Two months ago, my old Droid phone died. I went to the Verizon store and found it was under warranty. Hooray, I was getting a new phone.

The salesperson also suggested a new tablet I could buy for just $30 and it would only be an additional $10/month. I didn't NEED a tablet, but it didn't sound like a bad deal, so I said yes. After putting the sale in she informed me that she needed to change my plan, and even more good news I'd actually pay a little less every month. Awesome, I was definitely down for that. Unfortunately she shared none of the numbers she was talking about and I just assumed paying a little less meant paying a little less, not a lot more. Stupid me.

My next bill was $100 more than what I was used to paying. Well, she did warn me about that, she said my next bill would be a little higher because of "activation fees" and after that it would drop. So reluctantly, I paid it, assuming everything was in good faith.
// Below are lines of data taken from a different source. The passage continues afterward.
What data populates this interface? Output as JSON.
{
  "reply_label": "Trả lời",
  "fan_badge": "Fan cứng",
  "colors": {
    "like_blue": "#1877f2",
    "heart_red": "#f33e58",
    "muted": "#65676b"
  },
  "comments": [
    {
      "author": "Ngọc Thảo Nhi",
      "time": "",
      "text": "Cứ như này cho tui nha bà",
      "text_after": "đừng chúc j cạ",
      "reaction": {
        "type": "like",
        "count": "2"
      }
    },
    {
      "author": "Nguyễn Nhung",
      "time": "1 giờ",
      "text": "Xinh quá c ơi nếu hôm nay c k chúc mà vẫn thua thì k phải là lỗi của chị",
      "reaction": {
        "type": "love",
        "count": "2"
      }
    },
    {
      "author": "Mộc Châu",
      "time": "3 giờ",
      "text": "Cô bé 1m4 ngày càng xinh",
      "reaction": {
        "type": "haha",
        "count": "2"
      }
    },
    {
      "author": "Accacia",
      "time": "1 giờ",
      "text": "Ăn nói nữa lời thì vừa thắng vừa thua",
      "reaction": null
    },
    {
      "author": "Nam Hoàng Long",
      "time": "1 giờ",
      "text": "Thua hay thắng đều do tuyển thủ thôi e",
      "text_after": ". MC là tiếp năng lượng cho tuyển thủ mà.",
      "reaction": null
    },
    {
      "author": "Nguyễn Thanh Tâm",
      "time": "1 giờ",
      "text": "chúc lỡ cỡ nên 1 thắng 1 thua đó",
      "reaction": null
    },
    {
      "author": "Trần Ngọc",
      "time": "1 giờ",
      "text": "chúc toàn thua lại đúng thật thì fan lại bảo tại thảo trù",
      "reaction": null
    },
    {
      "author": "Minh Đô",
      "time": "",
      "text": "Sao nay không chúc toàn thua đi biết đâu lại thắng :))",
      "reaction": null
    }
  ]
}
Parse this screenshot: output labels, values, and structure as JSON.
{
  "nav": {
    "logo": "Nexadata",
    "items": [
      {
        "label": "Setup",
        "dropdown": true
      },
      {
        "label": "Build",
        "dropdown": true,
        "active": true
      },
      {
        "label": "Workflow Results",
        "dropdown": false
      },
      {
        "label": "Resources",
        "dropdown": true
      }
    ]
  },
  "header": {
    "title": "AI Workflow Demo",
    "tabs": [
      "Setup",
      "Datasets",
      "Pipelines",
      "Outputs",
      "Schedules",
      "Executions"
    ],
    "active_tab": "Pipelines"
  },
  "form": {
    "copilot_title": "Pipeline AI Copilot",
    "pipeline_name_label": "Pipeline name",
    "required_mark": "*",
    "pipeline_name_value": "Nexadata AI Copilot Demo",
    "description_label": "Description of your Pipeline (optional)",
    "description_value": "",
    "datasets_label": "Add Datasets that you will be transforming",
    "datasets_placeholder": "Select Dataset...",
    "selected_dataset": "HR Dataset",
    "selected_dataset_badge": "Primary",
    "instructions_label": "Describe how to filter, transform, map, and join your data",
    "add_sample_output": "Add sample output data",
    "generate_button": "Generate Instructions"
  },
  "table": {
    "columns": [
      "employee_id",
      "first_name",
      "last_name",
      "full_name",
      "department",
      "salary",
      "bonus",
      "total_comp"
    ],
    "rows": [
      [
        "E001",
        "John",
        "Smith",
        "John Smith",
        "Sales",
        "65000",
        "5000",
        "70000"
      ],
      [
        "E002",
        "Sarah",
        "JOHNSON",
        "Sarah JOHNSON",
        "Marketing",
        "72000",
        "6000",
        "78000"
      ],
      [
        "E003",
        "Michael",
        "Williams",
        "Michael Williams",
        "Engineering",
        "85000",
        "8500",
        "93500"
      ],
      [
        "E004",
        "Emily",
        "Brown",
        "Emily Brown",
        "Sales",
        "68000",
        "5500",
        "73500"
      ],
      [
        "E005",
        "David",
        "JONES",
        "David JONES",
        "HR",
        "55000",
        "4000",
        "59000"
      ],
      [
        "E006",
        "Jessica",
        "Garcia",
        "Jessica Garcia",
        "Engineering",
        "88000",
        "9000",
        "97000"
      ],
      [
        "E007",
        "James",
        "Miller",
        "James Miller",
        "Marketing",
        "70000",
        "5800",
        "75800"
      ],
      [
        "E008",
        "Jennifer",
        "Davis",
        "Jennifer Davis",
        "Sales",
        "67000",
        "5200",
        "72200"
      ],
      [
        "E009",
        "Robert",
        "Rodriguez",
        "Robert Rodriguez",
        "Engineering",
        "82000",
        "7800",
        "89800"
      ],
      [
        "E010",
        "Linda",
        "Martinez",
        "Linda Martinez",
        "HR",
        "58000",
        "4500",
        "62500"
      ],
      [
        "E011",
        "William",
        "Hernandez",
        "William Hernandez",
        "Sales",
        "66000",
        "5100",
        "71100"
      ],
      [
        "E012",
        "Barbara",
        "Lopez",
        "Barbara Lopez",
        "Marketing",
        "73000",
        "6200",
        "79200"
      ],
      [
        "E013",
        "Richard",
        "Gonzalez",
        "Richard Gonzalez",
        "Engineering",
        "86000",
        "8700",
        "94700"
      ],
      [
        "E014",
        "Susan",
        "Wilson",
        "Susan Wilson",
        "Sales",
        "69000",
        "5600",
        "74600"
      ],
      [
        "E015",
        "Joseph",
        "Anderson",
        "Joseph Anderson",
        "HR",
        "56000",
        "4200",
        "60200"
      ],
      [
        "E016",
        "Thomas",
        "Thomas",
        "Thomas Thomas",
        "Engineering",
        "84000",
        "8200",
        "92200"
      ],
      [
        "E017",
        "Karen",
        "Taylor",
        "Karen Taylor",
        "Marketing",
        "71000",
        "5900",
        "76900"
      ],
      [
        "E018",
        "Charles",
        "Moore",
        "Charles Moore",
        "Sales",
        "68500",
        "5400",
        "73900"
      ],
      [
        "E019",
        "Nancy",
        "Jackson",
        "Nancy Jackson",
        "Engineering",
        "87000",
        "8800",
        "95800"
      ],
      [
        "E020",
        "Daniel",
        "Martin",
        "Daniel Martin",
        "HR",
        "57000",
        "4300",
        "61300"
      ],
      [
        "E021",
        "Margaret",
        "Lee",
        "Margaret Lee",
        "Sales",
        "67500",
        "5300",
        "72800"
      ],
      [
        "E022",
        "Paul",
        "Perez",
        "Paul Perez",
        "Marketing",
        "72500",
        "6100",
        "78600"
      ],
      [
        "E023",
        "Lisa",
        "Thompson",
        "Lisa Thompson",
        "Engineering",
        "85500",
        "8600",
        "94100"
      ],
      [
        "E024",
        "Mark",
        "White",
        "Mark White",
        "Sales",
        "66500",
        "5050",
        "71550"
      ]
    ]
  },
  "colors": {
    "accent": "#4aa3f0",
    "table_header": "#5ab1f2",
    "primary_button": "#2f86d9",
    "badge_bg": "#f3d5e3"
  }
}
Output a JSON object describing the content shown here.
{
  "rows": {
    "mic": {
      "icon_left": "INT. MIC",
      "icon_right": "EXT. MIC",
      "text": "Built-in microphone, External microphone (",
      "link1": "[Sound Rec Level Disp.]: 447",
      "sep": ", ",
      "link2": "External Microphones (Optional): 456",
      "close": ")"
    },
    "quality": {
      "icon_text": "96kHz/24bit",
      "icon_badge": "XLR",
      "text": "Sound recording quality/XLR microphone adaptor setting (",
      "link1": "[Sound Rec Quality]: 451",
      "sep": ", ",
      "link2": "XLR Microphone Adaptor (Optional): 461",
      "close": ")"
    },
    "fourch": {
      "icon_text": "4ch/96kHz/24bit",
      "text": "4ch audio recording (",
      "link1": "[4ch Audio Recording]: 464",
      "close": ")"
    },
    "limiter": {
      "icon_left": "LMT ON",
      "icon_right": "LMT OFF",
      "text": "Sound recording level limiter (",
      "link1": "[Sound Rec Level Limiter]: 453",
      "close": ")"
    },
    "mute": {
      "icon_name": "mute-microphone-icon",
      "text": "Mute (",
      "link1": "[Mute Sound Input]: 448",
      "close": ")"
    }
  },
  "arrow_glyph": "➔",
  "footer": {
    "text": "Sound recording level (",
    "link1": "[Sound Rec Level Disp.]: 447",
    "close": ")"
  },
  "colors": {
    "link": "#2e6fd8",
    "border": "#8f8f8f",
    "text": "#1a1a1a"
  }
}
Then my next bill came, I'm still being charged $60 more than I used to.

So, today I called the support center. After talking to them I learned there was a step in the process the lady at the store missed, accidentally putting the tablet on its own text, phone and data plan, and they just needed to change my plan and I'd go back to roughly what I was paying before.

    OK, great. Now, I ask for a credit, to realign what I've paid to what I was told. So, I figure minus activation fees I was overcharged about $120 so far. The representative, that I won't name because he was great, offered $12...$12 for the $120 I am overcharged including my time for this 45 minutes to an hour I've already spent on the phone with them.

   I asked to escalate, which he did and placed me on the phone with "Patty" (2455681). She explained the $12 was more than they normally do and the gentleman before only offered that from the goodness of his heart. (She REALLY said that). After spending another 20 minutes with Patty, she saw that in my contract the salesperson did mean to put everything together(meaning Verizon WAS at fault) and she could offer me a $30 credit.

   I'm not asking for the world, but I make a little over forty thousand a year(supporting a family of three), Verizon makes billions, I don't see why they can't offer me the $100(less than I ought to) I asked for as a credit.

   Has this happened to anyone else? Class action maybe? Or maybe I ought to let Sprint pay my early termination fees and just move over.